Fala, aventureiros da pesquisa!
Hoje o dia começou daquele jeito por aqui: café forte na xícara, o Apolo já exigindo sua caminhada matinal, e a mente fervilhando após as leituras da nossa disciplina. Sabe aquele momento em que a teoria te dá uma rasteira e exige uma reconfiguração de tudo o que você achava que sabia sobre educação? Foi exatamente o que aconteceu ao mergulhar nos textos do estudo Dirigido.
A primeira provocação do estudo dirigido era observar como Vieira Pinto desmonta a ideia da tecnologia neutra e universal. Ele nos alerta que a tecnologia é, antes de tudo, a síntese de relações sociais concretas; ela carrega a intencionalidade e o projeto histórico de quem a produziu.
Para pesquisadores de países periféricos, isso é um "soco no estômago". Quando recebem pacotes tecnológicos "fechados" e os utilizam de forma acrítica, correm o risco da "domesticação do futuro", reproduzindo uma consciência ingênua e estruturas de dominação. A consciência crítica só desperta quando compreendemos que a técnica é trabalho humano acumulado. A tecnologia não possui vida própria; ela é o prolongamento material do trabalhador.
Aí veio o pulo do gato da atividade: tensionar essa base materialista com Pierre Lévy. Onde eles convergem? Ambos rejeitam a técnica neutra. Lévy argumenta de forma brilhante que os artefatos criam uma "ecologia cognitiva", reorganizando profundamente como pensamos e como formamos coletivos pensantes.
Mas a divergência que encontrei para o meu texto é clara. Enquanto Lévy traz um tom mais entusiasmado sobre a fluidez da informação e as potencialidades emancipatórias do ciberespaço, Vieira Pinto me puxou pela gola de volta para a realidade bruta. Ele foca no chão material: dominar a técnica é uma questão de soberania contra a exploração. Para Vieira Pinto, não basta estarmos imersos na ecologia cognitiva (como diria Lévy); é preciso saber a serviço de qual projeto de sociedade e de classe essa conexão opera.

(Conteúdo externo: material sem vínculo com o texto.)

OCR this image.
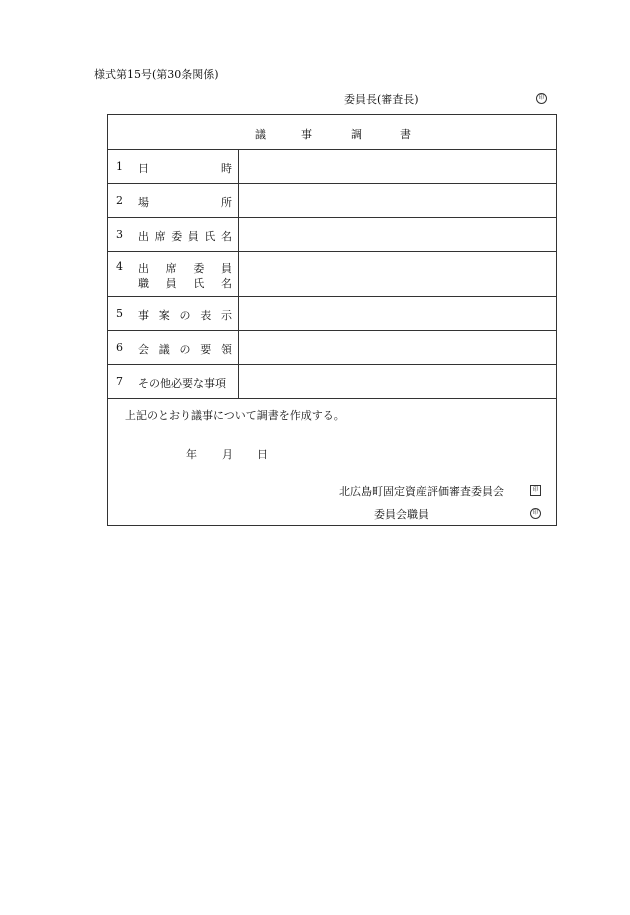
様式第15号(第30条関係)
委員長(審査長)	印
議	事	調	書
1 日	時
2 場	所
3 出 席 委 員 氏 名
4 出 席 委 員
職 員 氏 名
5 事 案 の 表 示
6 会 議 の 要 領
7 その他必要な事項
上記のとおり議事について調書を作成する。
年 月 日
北広島町固定資産評価審査委員会	印
委員会職員	印
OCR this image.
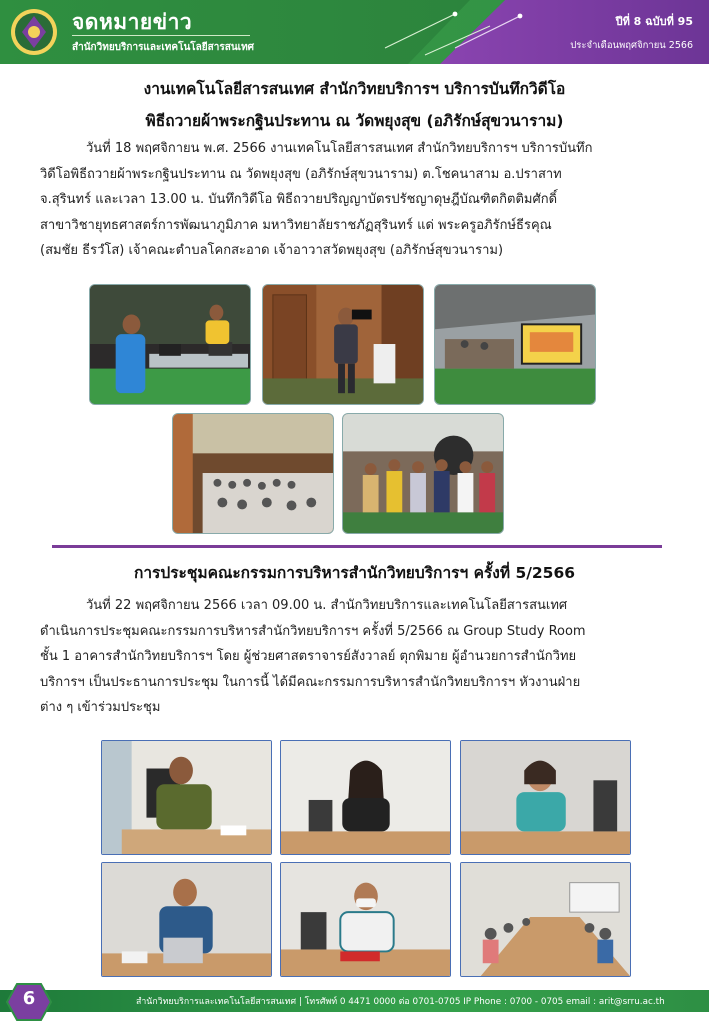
จดหมายข่าว
สำนักวิทยบริการและเทคโนโลยีสารสนเทศ
ปีที่ 8 ฉบับที่ 95
ประจำเดือนพฤศจิกายน 2566
งานเทคโนโลยีสารสนเทศ สำนักวิทยบริการฯ บริการบันทึกวิดีโอ
พิธีถวายผ้าพระกฐินประทาน ณ วัดพยุงสุข (อภิรักษ์สุขวนาราม)
วันที่ 18 พฤศจิกายน พ.ศ. 2566 งานเทคโนโลยีสารสนเทศ สำนักวิทยบริการฯ บริการบันทึก
วิดีโอพิธีถวายผ้าพระกฐินประทาน ณ วัดพยุงสุข (อภิรักษ์สุขวนาราม) ต.โชคนาสาม อ.ปราสาท
จ.สุรินทร์ และเวลา 13.00 น. บันทึกวิดีโอ พิธีถวายปริญญาบัตรปรัชญาดุษฎีบัณฑิตกิตติมศักดิ์
สาขาวิชายุทธศาสตร์การพัฒนาภูมิภาค มหาวิทยาลัยราชภัฏสุรินทร์ แด่ พระครูอภิรักษ์ธีรคุณ
(สมชัย ธีรวํโส) เจ้าคณะตำบลโคกสะอาด เจ้าอาวาสวัดพยุงสุข (อภิรักษ์สุขวนาราม)
การประชุมคณะกรรมการบริหารสำนักวิทยบริการฯ ครั้งที่ 5/2566
วันที่ 22 พฤศจิกายน 2566 เวลา 09.00 น. สำนักวิทยบริการและเทคโนโลยีสารสนเทศ
ดำเนินการประชุมคณะกรรมการบริหารสำนักวิทยบริการฯ ครั้งที่ 5/2566 ณ Group Study Room
ชั้น 1 อาคารสำนักวิทยบริการฯ โดย ผู้ช่วยศาสตราจารย์สังวาลย์ ตุกพิมาย ผู้อำนวยการสำนักวิทย
บริการฯ เป็นประธานการประชุม ในการนี้ ได้มีคณะกรรมการบริหารสำนักวิทยบริการฯ หัวงานฝ่าย
ต่าง ๆ เข้าร่วมประชุม
6	สำนักวิทยบริการและเทคโนโลยีสารสนเทศ | โทรศัพท์ 0 4471 0000 ต่อ 0701-0705 IP Phone : 0700 - 0705 email : arit@srru.ac.th
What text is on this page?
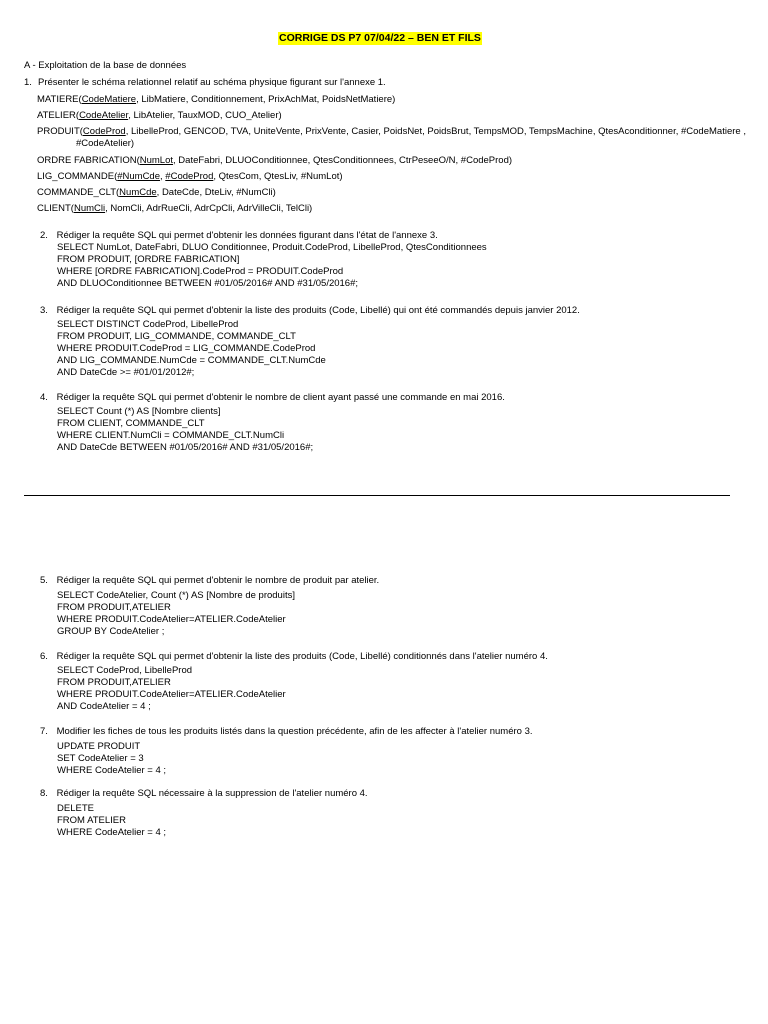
CORRIGE DS P7 07/04/22 – BEN ET FILS
A - Exploitation de la base de données
1. Présenter le schéma relationnel relatif au schéma physique figurant sur l'annexe 1.
MATIERE(CodeMatiere, LibMatiere, Conditionnement, PrixAchMat, PoidsNetMatiere)
ATELIER(CodeAtelier, LibAtelier, TauxMOD, CUO_Atelier)
PRODUIT(CodeProd, LibelleProd, GENCOD, TVA, UniteVente, PrixVente, Casier, PoidsNet, PoidsBrut, TempsMOD, TempsMachine, QtesAconditionner, #CodeMatiere ,
#CodeAtelier)
ORDRE FABRICATION(NumLot, DateFabri, DLUOConditionnee, QtesConditionnees, CtrPeseeO/N, #CodeProd)
LIG_COMMANDE(#NumCde, #CodeProd, QtesCom, QtesLiv, #NumLot)
COMMANDE_CLT(NumCde, DateCde, DteLiv, #NumCli)
CLIENT(NumCli, NomCli, AdrRueCli, AdrCpCli, AdrVilleCli, TelCli)
2. Rédiger la requête SQL qui permet d'obtenir les données figurant dans l'état de l'annexe 3.
SELECT NumLot, DateFabri, DLUO Conditionnee, Produit.CodeProd, LibelleProd, QtesConditionnees
FROM PRODUIT, [ORDRE FABRICATION]
WHERE [ORDRE FABRICATION].CodeProd = PRODUIT.CodeProd
AND DLUOConditionnee BETWEEN #01/05/2016# AND #31/05/2016#;
3. Rédiger la requête SQL qui permet d'obtenir la liste des produits (Code, Libellé) qui ont été commandés depuis janvier 2012.
SELECT DISTINCT CodeProd, LibelleProd
FROM PRODUIT, LIG_COMMANDE, COMMANDE_CLT
WHERE PRODUIT.CodeProd = LIG_COMMANDE.CodeProd
AND LIG_COMMANDE.NumCde = COMMANDE_CLT.NumCde
AND DateCde >= #01/01/2012#;
4. Rédiger la requête SQL qui permet d'obtenir le nombre de client ayant passé une commande en mai 2016.
SELECT Count (*) AS [Nombre clients]
FROM CLIENT, COMMANDE_CLT
WHERE CLIENT.NumCli = COMMANDE_CLT.NumCli
AND DateCde BETWEEN #01/05/2016# AND #31/05/2016#;
5. Rédiger la requête SQL qui permet d'obtenir le nombre de produit par atelier.
SELECT CodeAtelier, Count (*) AS [Nombre de produits]
FROM PRODUIT,ATELIER
WHERE PRODUIT.CodeAtelier=ATELIER.CodeAtelier
GROUP BY CodeAtelier ;
6. Rédiger la requête SQL qui permet d'obtenir la liste des produits (Code, Libellé) conditionnés dans l'atelier numéro 4.
SELECT CodeProd, LibelleProd
FROM PRODUIT,ATELIER
WHERE PRODUIT.CodeAtelier=ATELIER.CodeAtelier
AND CodeAtelier = 4 ;
7. Modifier les fiches de tous les produits listés dans la question précédente, afin de les affecter à l'atelier numéro 3.
UPDATE PRODUIT
SET CodeAtelier = 3
WHERE CodeAtelier = 4 ;
8. Rédiger la requête SQL nécessaire à la suppression de l'atelier numéro 4.
DELETE
FROM ATELIER
WHERE CodeAtelier = 4 ;
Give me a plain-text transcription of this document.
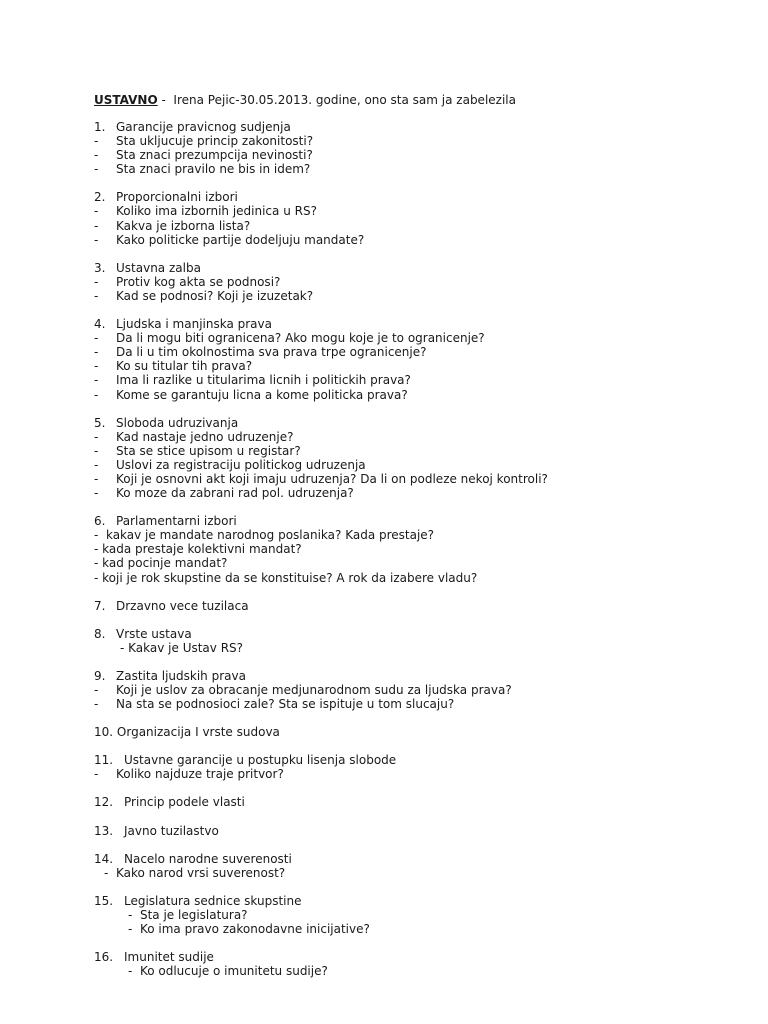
USTAVNO -  Irena Pejic-30.05.2013. godine, ono sta sam ja zabelezila
1. Garancije pravicnog sudjenja
- Sta ukljucuje princip zakonitosti?
- Sta znaci prezumpcija nevinosti?
- Sta znaci pravilo ne bis in idem?
2. Proporcionalni izbori
- Koliko ima izbornih jedinica u RS?
- Kakva je izborna lista?
- Kako politicke partije dodeljuju mandate?
3. Ustavna zalba
- Protiv kog akta se podnosi?
- Kad se podnosi? Koji je izuzetak?
4. Ljudska i manjinska prava
- Da li mogu biti ogranicena? Ako mogu koje je to ogranicenje?
- Da li u tim okolnostima sva prava trpe ogranicenje?
- Ko su titular tih prava?
- Ima li razlike u titularima licnih i politickih prava?
- Kome se garantuju licna a kome politicka prava?
5. Sloboda udruzivanja
- Kad nastaje jedno udruzenje?
- Sta se stice upisom u registar?
- Uslovi za registraciju politickog udruzenja
- Koji je osnovni akt koji imaju udruzenja? Da li on podleze nekoj kontroli?
- Ko moze da zabrani rad pol. udruzenja?
6. Parlamentarni izbori
-  kakav je mandate narodnog poslanika? Kada prestaje?
- kada prestaje kolektivni mandat?
- kad pocinje mandat?
- koji je rok skupstine da se konstituise? A rok da izabere vladu?
7. Drzavno vece tuzilaca
8. Vrste ustava
- Kakav je Ustav RS?
9. Zastita ljudskih prava
- Koji je uslov za obracanje medjunarodnom sudu za ljudska prava?
- Na sta se podnosioci zale? Sta se ispituje u tom slucaju?
10. Organizacija I vrste sudova
11. Ustavne garancije u postupku lisenja slobode
- Koliko najduze traje pritvor?
12. Princip podele vlasti
13. Javno tuzilastvo
14. Nacelo narodne suverenosti
-  Kako narod vrsi suverenost?
15. Legislatura sednice skupstine
-  Sta je legislatura?
-  Ko ima pravo zakonodavne inicijative?
16. Imunitet sudije
-  Ko odlucuje o imunitetu sudije?
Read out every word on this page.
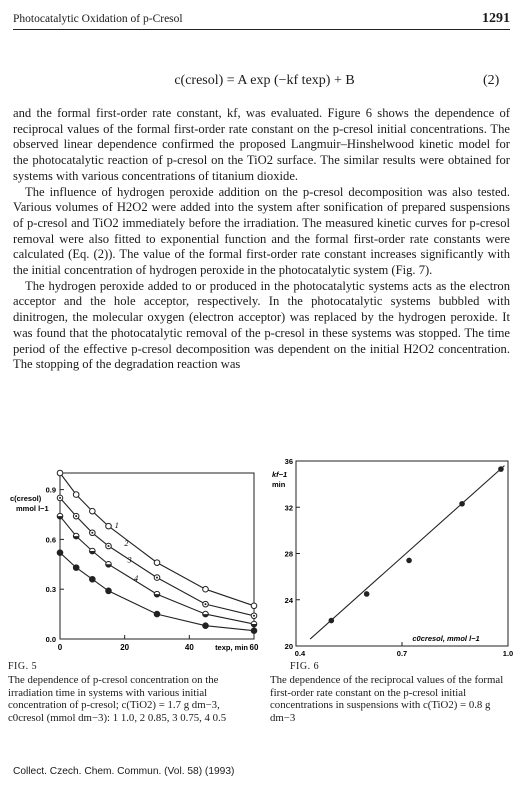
Photocatalytic Oxidation of p-Cresol	1291
c(cresol) = A exp (−kf texp) + B	(2)

and the formal first-order rate constant, kf, was evaluated. Figure 6 shows the dependence of reciprocal values of the formal first-order rate constant on the p-cresol initial concentrations. The observed linear dependence confirmed the proposed Langmuir–Hinshelwood kinetic model for the photocatalytic reaction of p-cresol on the TiO2 surface. The similar results were obtained for systems with various concentrations of titanium dioxide.

The influence of hydrogen peroxide addition on the p-cresol decomposition was also tested. Various volumes of H2O2 were added into the system after sonification of prepared suspensions of p-cresol and TiO2 immediately before the irradiation. The measured kinetic curves for p-cresol removal were also fitted to exponential function and the formal first-order rate constants were calculated (Eq. (2)). The value of the formal first-order rate constant increases significantly with the initial concentration of hydrogen peroxide in the photocatalytic system (Fig. 7).

The hydrogen peroxide added to or produced in the photocatalytic systems acts as the electron acceptor and the hole acceptor, respectively. In the photocatalytic systems bubbled with dinitrogen, the molecular oxygen (electron acceptor) was replaced by the hydrogen peroxide. It was found that the photocatalytic removal of the p-cresol in these systems was stopped. The time period of the effective p-cresol decomposition was dependent on the initial H2O2 concentration. The stopping of the degradation reaction was

0	20	40	60
0.0
0.3
0.6
0.9
c(cresol)
mmol l−1
texp, min
1
2
3
4
FIG. 5
The dependence of p-cresol concentration on the irradiation time in systems with various initial concentration of p-cresol; c(TiO2) = 1.7 g dm−3, c0cresol (mmol dm−3): 1 1.0, 2 0.85, 3 0.75, 4 0.5
0.4	0.7	1.0
20
24
28
32
36
kf−1
min
c0cresol, mmol l−1
FIG. 6
The dependence of the reciprocal values of the formal first-order rate constant on the p-cresol initial concentrations in suspensions with c(TiO2) = 0.8 g dm−3
Collect. Czech. Chem. Commun. (Vol. 58) (1993)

Para encaminhar a conclusão do meu texto, mergulhei no Capítulo XIV (a partir da p. 601), focado na aprendizagem. Aqui, Vieira Pinto ataca frontalmente a definição cibernética e behaviorista de que aprender é "melhorar a adaptação" ao meio.
Para ele, aceitar essa tese é um erro terrível, pois educar para adaptar-se é educar para manter o status quo, é exigir do aprendiz uma acomodação silenciosa. A verdadeira aprendizagem é um ato revolucionário e mediado pelo trabalho: "aprendizagem não significa (...) melhor adaptação ao meio mas, ao contrário, invenção de novas condições de existência... Não se adapta, adapta o mundo a si."
Ele aproveita para destruir a ilusão do "autômato aprendiz". Nossos computadores e artefatos operam por ligações elétricas, processam dados, mas não "aprendem" no sentido existencial. O salto qualitativo da aprendizagem humana reside na produção social. O artefato não transforma a própria existência para se humanizar; quem toma consciência e se transforma ativamente pelo trabalho somos nós.
E a minha tese com isso?
Quando pesquisamos Educação Híbrida ou os Núcleos de inovação, o objetivo jamais pode ser usar o digital apenas para engajar e fazer o aluno "se adaptar" mais rápido ao mercado. Se a aprendizagem é transformar a relação com o mundo, os artefatos que investigamos precisam ser meios para a leitura autoral e intervenção crítica. Como sentenciou Vieira Pinto: a aprendizagem consiste em "adaptar-se para mudar e não para conservar". Não somos meros usuários ou autômatos; somos produtores históricos do nosso próprio futuro.